In the context of our airline ticket problem, if someone purchasing a ticket online (Event O) and that same individual not showing up for the flight (Event N) were independent, you would expect \( P(O \cap N) \) to equal \( P(O)P(N) \). However, since \( P(O \cap N) \eq P(O)P(N) \), we deduce that the two events are not independent – the method of purchasing a ticket does seem to affect the likelihood of a no-show.

Hypothetical 1000 Table

To better visualize probabilities, sometimes a hypothetical 1000 table is a useful tool. Such a table presupposes a sample size of 1000 occurrences to mirror the given probabilities in more concrete terms. It crystallizes abstract probabilities into an easily digestible number of cases.

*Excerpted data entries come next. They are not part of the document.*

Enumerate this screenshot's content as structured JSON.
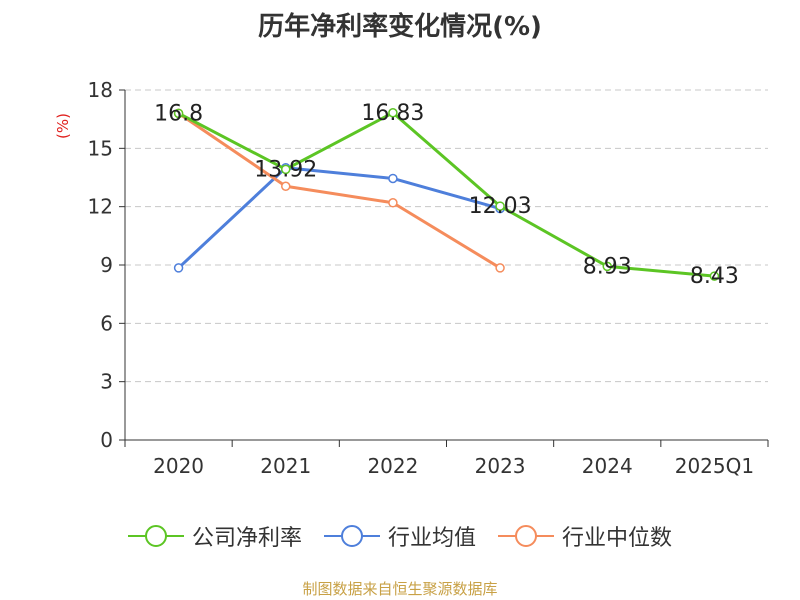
{
  "chart_data": {
    "type": "line",
    "title": "历年净利率变化情况(%)",
    "ylabel": "(%)",
    "xlabel": "",
    "ylim": [
      0,
      18
    ],
    "yticks": [
      "0",
      "3",
      "6",
      "9",
      "12",
      "15",
      "18"
    ],
    "categories": [
      "2020",
      "2021",
      "2022",
      "2023",
      "2024",
      "2025Q1"
    ],
    "series": [
      {
        "name": "公司净利率",
        "color": "#5cc524",
        "values": [
          16.8,
          13.92,
          16.83,
          12.03,
          8.93,
          8.43
        ],
        "labels": [
          "16.8",
          "13.92",
          "16.83",
          "12.03",
          "8.93",
          "8.43"
        ]
      },
      {
        "name": "行业均值",
        "color": "#4e7fdb",
        "values": [
          8.85,
          14.0,
          13.45,
          11.9,
          null,
          null
        ]
      },
      {
        "name": "行业中位数",
        "color": "#f58c5c",
        "values": [
          16.8,
          13.05,
          12.2,
          8.85,
          null,
          null
        ]
      }
    ],
    "grid": true,
    "legend_position": "bottom"
  },
  "footer": {
    "source": "制图数据来自恒生聚源数据库"
  }
}
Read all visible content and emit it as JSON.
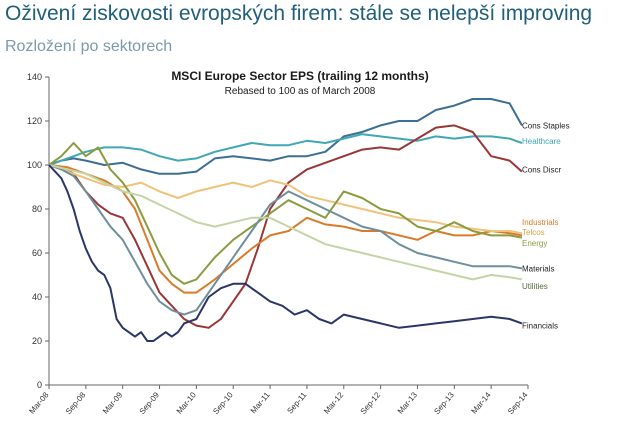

In the airline example, imagine lining up 1000 passengers: 700 of them bought their tickets online (since 70% of tickets are purchased online), and 70 of them failed to show up for their flights (reflecting the 7% no-show rate). Of those, we are told 40 individuals both bought their tickets online and did not show up. It fills out the table with concrete numbers and helps to visualize the overlap and distinct portions of each event.

Inclusion-Exclusion Principle

A key principle in probability is the inclusion-exclusion principle, which helps us calculate the probability that at least one of two events will happen. The formula is elegantly simple: \( P(A \cup B) = P(A) + P(B) - P(A \cap B) \).

This principle ensures we do not double-count the joint occurrence of A and B in our probability calculation. Applying this to the flight scenario, we calculate the probability of a randomly selected person either buying a ticket online or not showing up (or both). After applying the principle, we gather that 73% of our hypothetical 1000 passengers fit into this combined category, effectively demonstrating the power of inclusion-exclusion in handling compound probabilities.

Relative Frequency Interpretation

The relative frequency interpretation of probability is a way to understand the likelihood of an event in terms of long-run relative frequencies. By defining probability as the ratio of the number of times an event occurs to the total number of trials, we can translate it to something akin to 'real-world' terms.

From our airplane seats example, \( P(O \cup N) = 0.73 \) indicates that if we repeat the random selection of ticket holders 1000 times, about 730 of them are expected to have bought tickets online or not shown up for their flights (or done both). This frame of reference often gives a more tangible grasp of abstract probability numbers.